The City argues that certain persons, including Jamison, have mental illnesses "which increase their propensity for violent or disruptive conduct," and that barring these persons will further their goals of security and operational efficiency. Yet a broad assertion that some manic-depressive persons may be prone to violence cannot justify depriving all mentally ill persons of their first amendment rights. Nor did the evidence demonstrate that Jamison would in fact pose a danger to the public.
The district court apparently endorsed a complete "prohibition [to] preven[t] mentally incompetent persons from protesting at Lambert Field." At 646. We reject such an overbroad and constitutionally offensive prohibition. We note, however, that we are not faced with and therefore need not address the constitutionality of an ordinance or regulation that is narrowly tailored to protect the public from those people who actually present substantial threats to safety.
Dr. Jerold J. Kreisman, appointed by the court to conduct a psychiatric evaluation of Jamison, concluded that
although by virtue of his illness there is a potential in some circumstances, for violence, at this time and under usual circumstances I do not believe that Mr. [Jamison] poses an imminent danger to himself or to other people, nor would such circumstances likely arise during controlled and orderly peaceful protest.
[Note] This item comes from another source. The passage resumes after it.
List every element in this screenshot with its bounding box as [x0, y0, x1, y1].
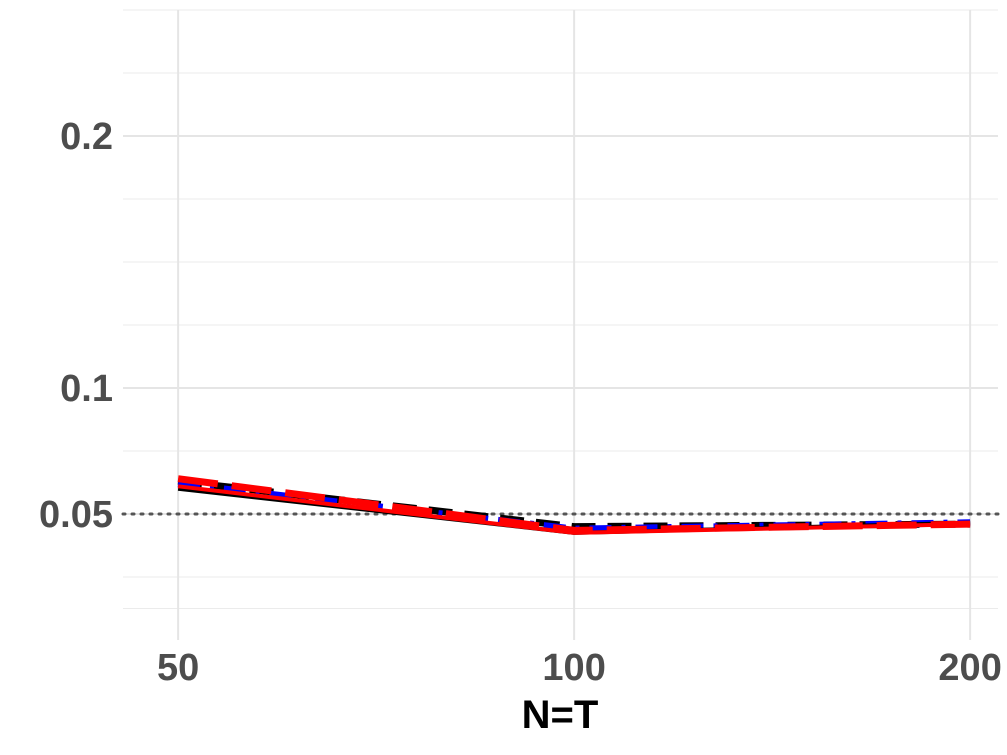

We find the Supreme Court's language from Tinker v. Des Moines Indep. Community School Dist., 393 U.S. 503, 89 S.Ct. 733, 21 L.Ed.2d 731 (1969), applicable here: "[U]ndifferentiated fear or apprehension of disturbance is not enough to overcome the right to freedom of expression." Id. at 508, 89 S.Ct. at 737; see also Fernandes v. Limmer, 663 F.2d 619, 628 (5th Cir. 1981) ("Punishment for criminal behavior must be government's response to an abuse of the privilege to use a public forum; prospective restraints are unconstitutional.").
Although we thus reject the lower court's ruling on the constitutionality of the defendants' exclusion of Jamison, we agree that it is unnecessary for the court to issue an injunction directing the City to allow Jamison to protest silently. Rather, on remand the district court should fashion an appropriate order declaring the parties' rights, in accordance with this opinion. Upon further violation of plaintiff's rights, if such were to occur, plaintiff is free to renew his request for an injunction to allow him the right of peaceful picketing.
III. Attorneys' Fees
Jamison has succeeded both on his claim that the defendants' procedure is unconstitutional and on his claim that the defendants' exclusion of him from the airport is unconstitutional. Jamison should reapply for an award for full attorney's fees.
We affirm the district court's ruling that the defendants' procedure is unconstitutional. We reverse the ruling with respect to the defendants' exclusion of Jamison and remand for entry of an order declaring the parties' rights, in accordance with this opinion. Plaintiff shall recover costs from the City.